Try pulling all the weeds from a space you wish to plant, and then waiting more than a few days to get your flowers planted. What do you think happens? Weeds begin to grow. Where do they come from?? They always just seem to appear. You pull them again. Guess what? More grow back, sometimes even thicker than before. You pull that generation. Guess what? More come again, a profusion of unwanted growing. To keep those weeds somewhat controlled, you have to intentionally plant other things. Is there a pattern here? Is there something sinister behind it all?
The reason things always grow is simple: soil is what is required for plants to grow, and it won’t be idle. Some type of foliage will seek it out and root in it, whether it is the species you desire or not. Guess what? Our hearts are just like soil: Jesus told us that in His parable about the different types of soil & which ones are receptive to the good seed. He also illustrated the principle of our inability to stay empty in the parable about the housewife sweeping her house; she swept it clean but didn’t realize she needed to replace the bad stuff with good. Guess what? The bad stuff came back, stronger than before. (Matthew 12:43-45; 13:1-23)

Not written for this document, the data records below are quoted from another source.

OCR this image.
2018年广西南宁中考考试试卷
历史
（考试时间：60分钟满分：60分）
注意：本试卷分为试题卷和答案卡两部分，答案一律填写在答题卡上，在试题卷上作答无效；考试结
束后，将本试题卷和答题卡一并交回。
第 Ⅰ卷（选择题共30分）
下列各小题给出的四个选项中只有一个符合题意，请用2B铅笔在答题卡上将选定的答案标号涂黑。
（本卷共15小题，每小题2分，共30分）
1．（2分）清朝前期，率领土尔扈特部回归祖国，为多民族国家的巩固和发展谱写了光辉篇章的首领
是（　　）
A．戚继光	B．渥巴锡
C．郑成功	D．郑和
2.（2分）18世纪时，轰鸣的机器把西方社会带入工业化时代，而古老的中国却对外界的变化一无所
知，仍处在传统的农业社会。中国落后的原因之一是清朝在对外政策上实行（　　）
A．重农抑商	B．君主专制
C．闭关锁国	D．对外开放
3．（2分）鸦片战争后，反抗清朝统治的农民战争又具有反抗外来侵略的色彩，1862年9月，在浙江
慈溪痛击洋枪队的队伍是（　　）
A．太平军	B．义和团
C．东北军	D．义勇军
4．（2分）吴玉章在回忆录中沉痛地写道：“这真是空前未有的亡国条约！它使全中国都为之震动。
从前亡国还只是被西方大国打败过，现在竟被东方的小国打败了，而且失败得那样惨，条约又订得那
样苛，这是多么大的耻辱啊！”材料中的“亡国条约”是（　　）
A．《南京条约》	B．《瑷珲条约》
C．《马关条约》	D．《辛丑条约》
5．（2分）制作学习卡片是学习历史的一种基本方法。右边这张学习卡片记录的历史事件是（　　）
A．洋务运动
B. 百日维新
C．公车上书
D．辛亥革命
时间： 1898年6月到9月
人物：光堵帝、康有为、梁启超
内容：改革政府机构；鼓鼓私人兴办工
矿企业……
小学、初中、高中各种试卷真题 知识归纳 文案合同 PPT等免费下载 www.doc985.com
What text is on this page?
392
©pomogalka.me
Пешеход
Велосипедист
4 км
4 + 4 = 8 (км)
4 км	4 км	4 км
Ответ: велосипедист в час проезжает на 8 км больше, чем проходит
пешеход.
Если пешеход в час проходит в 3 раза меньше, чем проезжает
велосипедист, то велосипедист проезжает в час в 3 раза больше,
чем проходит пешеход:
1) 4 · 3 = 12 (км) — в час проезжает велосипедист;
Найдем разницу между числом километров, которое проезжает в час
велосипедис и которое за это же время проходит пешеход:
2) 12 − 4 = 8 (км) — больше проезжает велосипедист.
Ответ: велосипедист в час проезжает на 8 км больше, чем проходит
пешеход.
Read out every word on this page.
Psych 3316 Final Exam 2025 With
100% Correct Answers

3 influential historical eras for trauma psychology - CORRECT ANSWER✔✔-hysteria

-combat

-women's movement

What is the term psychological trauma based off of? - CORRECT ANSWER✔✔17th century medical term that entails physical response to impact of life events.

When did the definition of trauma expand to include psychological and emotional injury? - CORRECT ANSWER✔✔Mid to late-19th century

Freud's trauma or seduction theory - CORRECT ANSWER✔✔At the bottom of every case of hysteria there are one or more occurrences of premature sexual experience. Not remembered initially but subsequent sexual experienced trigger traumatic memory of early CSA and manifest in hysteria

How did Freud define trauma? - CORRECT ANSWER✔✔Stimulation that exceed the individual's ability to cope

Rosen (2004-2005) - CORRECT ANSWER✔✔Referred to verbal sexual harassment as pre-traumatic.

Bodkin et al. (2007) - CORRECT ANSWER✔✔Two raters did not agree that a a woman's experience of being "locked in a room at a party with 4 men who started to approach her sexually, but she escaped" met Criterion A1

As moms, what does this mean? It means that protecting the soil of your children’s hearts is up to you. It means that because they are human (with hearts that are deceitful -Jeremiah 17:9) they will not like limits set or activities forbidden. Yet as the parent it is your job to set those limits anyway. When your children reach the point of understanding your motives and the heart behind those limits, they will have a deeper trust of you and respect for your choices made on their behalf. Stay the course!! When you seek out truth about the activities your child desires to participate in, and you read of the possible harm, you avoid them. You set limits. You protect them from relationships where they are not encouraged in good. You deny them access to video games, movies, and books that have weedy attitudes. You participate with them as much as humanly possible, watching and listening for weeds of disrespect, unkindness, harshness, pridefulness, cynicism, and ingratitude. When those things start to sprout in your child’s attitude, you gently instruct, you give examples of your own heart’s weed-growing and how you have worked to cut it out, you give them good seeds to plant (direct them to good choices for entertainment and friendship).
After all, the fruit you are seeking for them is love, joy, peace, patience, kindness, goodness, gentleness, faithfulness and self-control, right? Helping our children be diligent in planting good seeds means their older hearts are spared the pain of uprooting long-grown weeds. It means they learn early what that looks like and are unafraid of recognizing those faults and seeking to pull them out of their own lives. It means they can be humble when faults are found, and they will let you help them to see clearly and through eyes that love them no matter what, and desire their transparency of spirit so that relationship with our Father can flourish.